Los estadounidenses, en cambio, utilizaban herramientas que contaban con la posibilidad de analizar frases y oraciones, con tecnología de corpus. No obstante, como habían sido desarrolladas para idioma inglés, no entendían cabalmente los textos escritos en español. Intentaron implementar algunos modelos de análisis en castellano, pero incluso estos fallaban ante la pésima redacción y ortografía de los cibernautas mexicanos, educados por el sindicato oficial de maestros. Un proveedor español ofreció un sistema que incluso podía trabajar con sarcasmos, pero no superó la prueba de concepto ejecutada con un conjunto de frases mexicanas que incluían albures y la diversidad del habla mexicana.
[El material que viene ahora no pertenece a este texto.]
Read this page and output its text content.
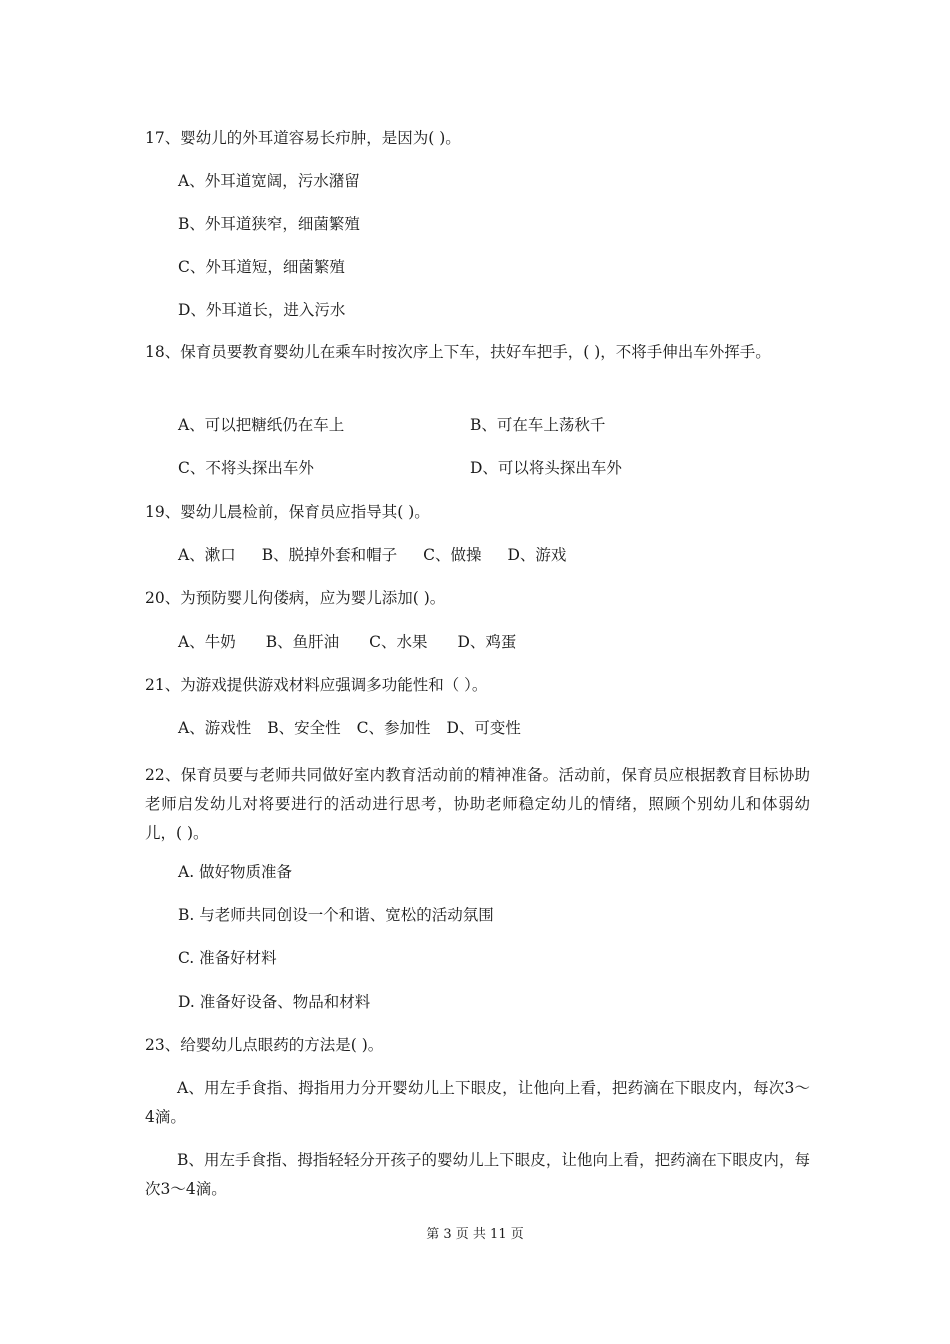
17、婴幼儿的外耳道容易长疖肿，是因为( )。
A、外耳道宽阔，污水潴留
B、外耳道狭窄，细菌繁殖
C、外耳道短，细菌繁殖
D、外耳道长，进入污水
18、保育员要教育婴幼儿在乘车时按次序上下车，扶好车把手，( )，不将手伸出车外挥手。
A、可以把糖纸仍在车上	B、可在车上荡秋千
C、不将头探出车外	D、可以将头探出车外
19、婴幼儿晨检前，保育员应指导其( )。
A、漱口 B、脱掉外套和帽子 C、做操 D、游戏
20、为预防婴儿佝偻病，应为婴儿添加( )。
A、牛奶 B、鱼肝油 C、水果 D、鸡蛋
21、为游戏提供游戏材料应强调多功能性和（ ）。
A、游戏性 B、安全性 C、参加性 D、可变性
22、保育员要与老师共同做好室内教育活动前的精神准备。活动前，保育员应根据教育目标协助老师启发幼儿对将要进行的活动进行思考，协助老师稳定幼儿的情绪，照顾个别幼儿和体弱幼儿，( )。
A. 做好物质准备
B. 与老师共同创设一个和谐、宽松的活动氛围
C. 准备好材料
D. 准备好设备、物品和材料
23、给婴幼儿点眼药的方法是( )。
A、用左手食指、拇指用力分开婴幼儿上下眼皮，让他向上看，把药滴在下眼皮内，每次3～4滴。
B、用左手食指、拇指轻轻分开孩子的婴幼儿上下眼皮，让他向上看，把药滴在下眼皮内，每次3～4滴。
第 3 页 共 11 页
Por esta razón, y porque les preocupaba más la eventual organización del pueblo mexicano, los yanquis prefirieron trabajar únicamente en la detección de redes de personas reales en Internet. Utilizando algoritmos de evolución de memes, de seguimiento de republicación de tuits, de citas, de conversaciones y aún de cadenas de correo electrónico, los norteamericanos buscaban detectar a tiempo el surgimiento de organizaciones de izquierda. Tanto por su tradicional naturaleza gregaria como por la búsqueda de un escape y por la inseguridad en las calles, que empezaban nuevamente a ser tomadas por la delincuencia, los mexicanos formaban redes virtuales enormes que se traslapaban con otras igual de complejas y que, en su mayoría, sólo trataban de temas triviales: sexo en línea, futbol, música de baja calidad y otros temas inútiles saturaban la enorme infraestructura que los gringos habían destinado al espionaje cibernético. Big data y cómputo en la nube fueron las tecnologías seleccionadas para esta actividad, hasta que los accesos de comunicación hacia sus centros de datos, distribuidos por todo el planeta, mostraron congestión de manera continua, sin importar cuanto incrementaban el ancho de banda de la red. Llegado el momento, los yanquis decidieron poner un límite. Dado que toda esta monitorización mostraba un porcentaje ridículo de true positives, dejaron de acrecentar los recursos de cómputo para esta actividad.
Por su parte, entre publicaciones de canciones de banda y telenovelas de narcotraficantes, los ciudadanos fueron descubriendo un hecho al que antes no le hubieran dado tanta importancia. Estaban metidos en sus casas como lo hacían antes del triunfo de la izquierda, y una de las razones para refugiarse estaba regresando: la delincuencia quería nuevamente el control de las calles. Dado que los criminales habían logrado anteriormente esto en complicidad con las policías locales, la mayoría de los mexicanos se había armado. En el pasado, algunos se habían atrevido a llevarlas consigo, exponiéndose a ser extorsionados por los policías. Otros simplemente las tenían en casa; y la mayor parte ahí seguía. Utilizando palabras procaces alusivas al sexo masculino y hablando en términos de albures y de relaciones sexuales, homo y heterosexuales, los ciudadanos descubrieron que en el noventa y cinco por ciento de las casas había al menos un arma de fuego. Eran armas personales, algunas de bajo calibre, pero estaban dispersas por casi todos los hogares de la nación.
También notaron que los gringos no patrullaban todas las calles. Confiados en las cámaras que ellos mismos habían proporcionado y en los policías locales, que se aliaron de inmediato a los invasores ante la posibilidad de que el nuevo gobierno los encarcelara o despidiera por corruptos, dejaron algunas zonas libres; particularmente en las colonias más pobres.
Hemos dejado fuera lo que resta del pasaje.